Jerusalém - Cinco juízes do Sistema Judicial da Autoridade Nacional Palestina (ANP) estão sendo investigados por corrupção financeira e abuso de poder, informa hoje, domingo, o jornal The Jerusalem Post. "A decisão de investigá-los faz parte dos esforços para extirpar o fenômeno da corrupção do Sistema Judicial palestino", disse um funcionário da ANP à publicação.

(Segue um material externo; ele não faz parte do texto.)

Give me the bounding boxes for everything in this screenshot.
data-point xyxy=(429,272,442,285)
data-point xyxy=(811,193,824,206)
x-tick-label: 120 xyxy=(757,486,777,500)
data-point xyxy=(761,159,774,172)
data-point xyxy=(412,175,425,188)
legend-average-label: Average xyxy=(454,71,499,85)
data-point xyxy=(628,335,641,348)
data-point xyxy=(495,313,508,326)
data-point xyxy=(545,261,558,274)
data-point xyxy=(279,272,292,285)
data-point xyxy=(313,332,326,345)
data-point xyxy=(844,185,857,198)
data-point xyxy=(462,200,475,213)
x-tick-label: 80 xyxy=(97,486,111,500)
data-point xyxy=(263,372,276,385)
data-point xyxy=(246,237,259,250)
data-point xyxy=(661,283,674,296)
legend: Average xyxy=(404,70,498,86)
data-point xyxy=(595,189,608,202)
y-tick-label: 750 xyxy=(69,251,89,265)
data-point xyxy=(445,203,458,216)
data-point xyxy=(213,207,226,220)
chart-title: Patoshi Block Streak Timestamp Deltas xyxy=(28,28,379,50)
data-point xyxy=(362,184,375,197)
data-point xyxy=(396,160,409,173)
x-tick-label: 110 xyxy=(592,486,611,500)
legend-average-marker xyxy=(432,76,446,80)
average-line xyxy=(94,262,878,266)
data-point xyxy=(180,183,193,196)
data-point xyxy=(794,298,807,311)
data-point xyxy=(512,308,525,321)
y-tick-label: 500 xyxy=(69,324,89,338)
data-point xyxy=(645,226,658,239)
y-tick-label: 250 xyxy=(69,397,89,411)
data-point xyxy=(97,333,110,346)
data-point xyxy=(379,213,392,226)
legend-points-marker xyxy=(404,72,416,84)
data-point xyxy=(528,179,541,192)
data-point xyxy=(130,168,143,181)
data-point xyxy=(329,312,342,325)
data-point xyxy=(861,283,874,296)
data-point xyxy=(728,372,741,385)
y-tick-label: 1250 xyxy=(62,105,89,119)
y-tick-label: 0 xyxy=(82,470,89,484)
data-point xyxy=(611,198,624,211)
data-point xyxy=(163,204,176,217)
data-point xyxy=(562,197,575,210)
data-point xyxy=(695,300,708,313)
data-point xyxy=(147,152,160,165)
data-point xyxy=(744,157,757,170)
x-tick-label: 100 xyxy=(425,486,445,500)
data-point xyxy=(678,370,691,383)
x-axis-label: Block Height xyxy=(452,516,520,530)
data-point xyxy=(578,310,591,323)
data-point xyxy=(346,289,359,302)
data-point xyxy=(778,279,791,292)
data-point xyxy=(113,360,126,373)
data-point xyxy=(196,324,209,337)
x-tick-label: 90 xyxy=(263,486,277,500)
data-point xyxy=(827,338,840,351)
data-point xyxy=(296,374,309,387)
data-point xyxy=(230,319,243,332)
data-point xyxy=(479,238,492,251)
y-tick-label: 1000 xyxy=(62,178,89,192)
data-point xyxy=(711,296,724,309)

A investigação coincide com uma reforma no aparelho de segurança da ANP, que não está mais subordinado ao presidente, e de um decreto do ministro do Interior, Nasser Youssef, que entrou em vigor hoje em Gaza e que permite à polícia apreender as armas ilegais em poder da população. Este decreto tem com objetivo desarmar grupos de delinqüentes comuns e não afeta os milicianos da resistência contra a ocupação israelense em Gaza e na Cisjordânia.

O jornal israelense não cita os juízes que são investigados e que podem chegar ser julgados caso se confirmem as suspeitas de corrupção. "Todos somos cúmplices do assassinato do Sistema Judicial", declarou o diretor de um centro palestino de assuntos jurídicos, Ibrahim Barghouthi.

"Como muitas das instituições da ANP, o Sistema Judicial foi objeto de crimes de corrupção financeira e administrativa, assim como de nepotismo e de outras transgressões", segundo o analista palestino Ibrahim Hamimi, um crítico do governo de Abbas.

 

Condição garantida

Os detratores do falecido presidente Yasser Arafat atribuíram ao histórico líder e a seus principais assessores no poder a anarquia e a corrupção que tomaram conta do sistema desde que ele foi criado em 1994, ano em que a ANP foi estabelecida após os acordos de Oslo com Israel. "Os tribunais palestinos se transformaram em domínios privados a mercê de juízes e seus parentes", segundo Hatem Abu Khalil, presidente do Sindicato dos Advogados Palestinos.

O analista político Nidal Hamad, diz a publicação israelense, afirma que a suspensão e a investigação dos cinco juízes em questão "é parte de uma campanha destinada a afastar funcionários que foram leais a Arafat e que ainda continuam nos órgãos de poder" agora controlados por Abbas, que protagonizou duros enfrentamentos políticos com seu antecessor.

Isto explicaria, por exemplo, porque Abbas, que esta semana reformou o aparelho da segurança palestina e designou novos chefes em seus organismos, nomeou dois homens próximos a Arafat, seu porta-voz Nabil Abu Rideine e o ex-ministro do Interior Hani al-Hassan, embaixadores no Reino Unido e na Jordânia, respectivamente.